As an adult, she’d helped me choose everything from cars to Christmas trees to lip gloss. She’d bullied me into surviving after JJ screwed me over, even though she didn’t know what was wrong with me. JJ was so socially beneath her that she’d barely noticed his presence, much less his absence. All she knew was that I’d stopped eating and washing my hair. Even my Wonder Woman comics piled up unread. She’d stepped in, telling me that if I didn’t get out of bed, I would molder. She force-marched me to Soup-N-Salad with her friends and dragged me to watch her current boyfriend do his sportsball things.
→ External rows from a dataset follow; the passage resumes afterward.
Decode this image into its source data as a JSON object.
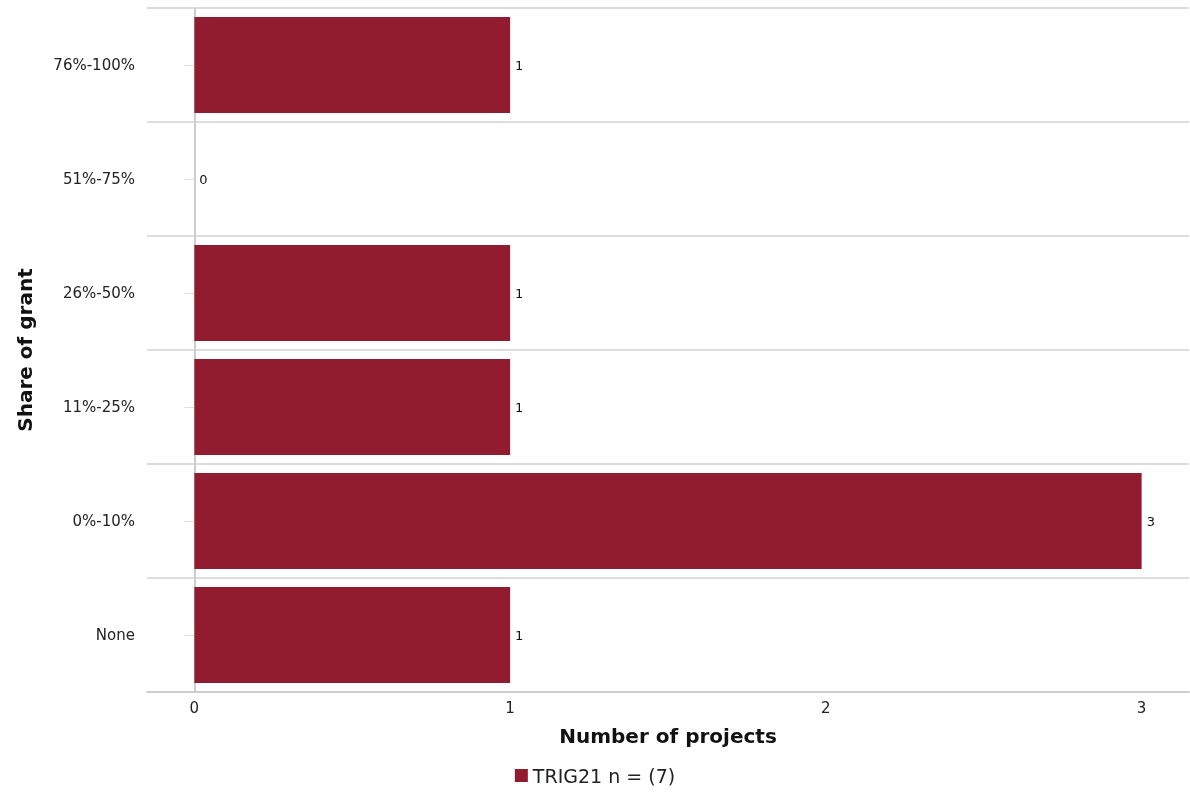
{
  "chart_data": {
    "type": "bar",
    "orientation": "horizontal",
    "xlabel": "Number of projects",
    "ylabel": "Share of grant",
    "categories": [
      "76%-100%",
      "51%-75%",
      "26%-50%",
      "11%-25%",
      "0%-10%",
      "None"
    ],
    "series": [
      {
        "name": "TRIG21 n = (7)",
        "color": "#921c2f",
        "values": [
          1,
          0,
          1,
          1,
          3,
          1
        ]
      }
    ],
    "xlim": [
      -0.15,
      3.15
    ],
    "xticks": [
      0,
      1,
      2,
      3
    ],
    "grid": "y",
    "legend": "bottom",
    "data_labels": true
  }
}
When I sat blank-eyed through these events, she changed tactics, suffering through Men in Black and The Fifth Element and even a teeny local Star Trek con, anything she thought might spark my interest. She’d done my color chart, too, claiming that going off to college required a makeover, then took Keith’s Visa and bought me a slew of spring-colored scarves to rectify my stark winter wardrobe.